In this respect, we would like to draw your attention to the Doctors'
Union Law in Uruguay and to their 1995 Ethical Medical Code, Chapter IV, 2,
which says, "The rights of the doctors, "says article 30, "All doctors have
the right not to be coerced for ideological or economic reasons to perform
his profession in a way unworthy to his own science and art". And in article
32, "He has the right to abstain from performing practices which are opposed
to his ethical conscience although they are approved by the Law. In that
case, he has the obligation to refer the patient to another doctor."
Along these lines, the Spanish general council of official colleges of
doctors, in the words of the Central Commission of Deontology, medical right
and visa, says, "the refusal by the doctor to perform, for ethical or
religious reasons, certain acts which may be commanded or tolerated by the
authorities, is an act of great ethical dignity, when the reasons put
forward by the doctor are serious, sincere and constant and refer to
important and fundamental questions. The objector feels a profound moral
rejection for the acts he objects to, to the point that were he to comply
with the request, he would be betraying his own identity and conscience."

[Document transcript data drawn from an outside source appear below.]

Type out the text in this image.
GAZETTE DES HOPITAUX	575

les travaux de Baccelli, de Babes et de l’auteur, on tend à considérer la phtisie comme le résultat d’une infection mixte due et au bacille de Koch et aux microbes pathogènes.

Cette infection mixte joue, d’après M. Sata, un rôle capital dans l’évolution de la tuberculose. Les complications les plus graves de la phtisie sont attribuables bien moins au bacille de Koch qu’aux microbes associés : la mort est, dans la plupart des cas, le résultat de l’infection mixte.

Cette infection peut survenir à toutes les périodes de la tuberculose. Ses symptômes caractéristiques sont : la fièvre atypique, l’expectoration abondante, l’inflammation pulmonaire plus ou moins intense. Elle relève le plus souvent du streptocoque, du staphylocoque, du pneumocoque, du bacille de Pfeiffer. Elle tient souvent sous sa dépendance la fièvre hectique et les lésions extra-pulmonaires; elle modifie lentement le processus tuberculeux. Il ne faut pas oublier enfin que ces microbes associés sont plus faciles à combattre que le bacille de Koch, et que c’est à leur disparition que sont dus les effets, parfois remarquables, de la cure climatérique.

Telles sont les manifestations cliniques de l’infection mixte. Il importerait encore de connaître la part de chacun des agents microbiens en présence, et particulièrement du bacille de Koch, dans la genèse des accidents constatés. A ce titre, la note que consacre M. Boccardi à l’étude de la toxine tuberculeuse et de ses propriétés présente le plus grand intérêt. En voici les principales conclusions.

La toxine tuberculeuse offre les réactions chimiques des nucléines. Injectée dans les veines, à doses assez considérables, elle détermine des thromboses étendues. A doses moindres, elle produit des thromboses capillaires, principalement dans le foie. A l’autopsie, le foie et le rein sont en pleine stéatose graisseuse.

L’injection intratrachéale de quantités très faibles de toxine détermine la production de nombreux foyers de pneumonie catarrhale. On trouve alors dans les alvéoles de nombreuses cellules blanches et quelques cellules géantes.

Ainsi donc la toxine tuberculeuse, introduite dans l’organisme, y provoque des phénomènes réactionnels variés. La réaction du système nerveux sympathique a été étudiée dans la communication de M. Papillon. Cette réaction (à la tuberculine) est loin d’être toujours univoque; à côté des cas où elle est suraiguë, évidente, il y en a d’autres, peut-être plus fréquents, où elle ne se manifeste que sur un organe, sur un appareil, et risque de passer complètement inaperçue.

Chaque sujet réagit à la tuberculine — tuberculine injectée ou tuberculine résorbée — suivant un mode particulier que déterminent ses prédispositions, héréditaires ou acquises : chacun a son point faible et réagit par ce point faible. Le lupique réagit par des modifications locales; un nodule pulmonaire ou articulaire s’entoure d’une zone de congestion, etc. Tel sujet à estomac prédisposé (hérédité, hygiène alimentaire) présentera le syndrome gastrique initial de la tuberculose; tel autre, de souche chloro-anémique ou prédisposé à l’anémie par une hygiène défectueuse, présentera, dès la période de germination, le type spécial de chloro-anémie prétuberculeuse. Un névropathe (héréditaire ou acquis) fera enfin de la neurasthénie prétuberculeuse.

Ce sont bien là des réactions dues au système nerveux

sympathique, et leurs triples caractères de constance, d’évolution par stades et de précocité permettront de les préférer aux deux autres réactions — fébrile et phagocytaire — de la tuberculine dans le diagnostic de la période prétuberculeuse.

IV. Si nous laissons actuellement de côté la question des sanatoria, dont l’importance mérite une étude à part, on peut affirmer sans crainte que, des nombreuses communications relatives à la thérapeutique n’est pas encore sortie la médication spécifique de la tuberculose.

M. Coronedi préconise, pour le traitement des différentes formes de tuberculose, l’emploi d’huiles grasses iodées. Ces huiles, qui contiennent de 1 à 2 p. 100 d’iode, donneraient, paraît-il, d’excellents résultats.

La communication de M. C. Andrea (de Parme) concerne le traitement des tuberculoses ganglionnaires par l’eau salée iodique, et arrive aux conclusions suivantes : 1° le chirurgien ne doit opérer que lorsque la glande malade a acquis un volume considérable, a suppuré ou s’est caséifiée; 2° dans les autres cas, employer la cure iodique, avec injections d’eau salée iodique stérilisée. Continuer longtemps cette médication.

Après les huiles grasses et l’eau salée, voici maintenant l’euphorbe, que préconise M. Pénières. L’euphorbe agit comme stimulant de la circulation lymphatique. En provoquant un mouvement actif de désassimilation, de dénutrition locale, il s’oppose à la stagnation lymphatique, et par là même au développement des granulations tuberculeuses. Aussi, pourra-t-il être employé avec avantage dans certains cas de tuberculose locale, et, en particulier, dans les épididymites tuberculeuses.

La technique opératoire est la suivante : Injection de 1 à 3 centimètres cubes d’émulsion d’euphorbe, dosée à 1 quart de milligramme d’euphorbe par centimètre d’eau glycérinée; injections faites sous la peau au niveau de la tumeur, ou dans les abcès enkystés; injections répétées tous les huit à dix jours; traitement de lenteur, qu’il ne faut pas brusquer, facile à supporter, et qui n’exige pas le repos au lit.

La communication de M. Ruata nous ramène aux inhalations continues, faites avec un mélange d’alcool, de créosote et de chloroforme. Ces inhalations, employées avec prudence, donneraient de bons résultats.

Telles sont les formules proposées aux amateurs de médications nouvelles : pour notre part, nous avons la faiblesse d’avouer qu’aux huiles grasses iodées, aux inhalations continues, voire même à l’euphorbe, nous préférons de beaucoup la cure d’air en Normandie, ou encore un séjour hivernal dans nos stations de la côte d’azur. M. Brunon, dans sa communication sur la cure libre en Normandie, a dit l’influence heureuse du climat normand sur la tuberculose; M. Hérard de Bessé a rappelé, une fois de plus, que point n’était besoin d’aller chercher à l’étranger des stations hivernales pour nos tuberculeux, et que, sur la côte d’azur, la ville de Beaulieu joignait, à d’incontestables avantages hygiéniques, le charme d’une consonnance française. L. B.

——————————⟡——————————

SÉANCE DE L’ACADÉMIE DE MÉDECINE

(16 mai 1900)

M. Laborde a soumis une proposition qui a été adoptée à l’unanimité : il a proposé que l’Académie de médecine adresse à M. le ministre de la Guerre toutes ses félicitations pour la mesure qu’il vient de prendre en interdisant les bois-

In Argentina, a bill was approved by the Lower House (Chamber of Deputies
&endash; House of Representatives) creating the National Programme of Sexual
Health and Responsible Reproduction and another bill was approved modifying
the law of the practice of medicine adding Article 19b which says, "The
medical professionals and assistants that work in a state or private
institution, when required to use preventive, diagnostic or therapeutic
methods, will be able to express their conscientious objection rightly
substantiated, insofar as no damage, immediate or ulterior, will happen to
the patient". Both bills are now expecting approval by the Senate.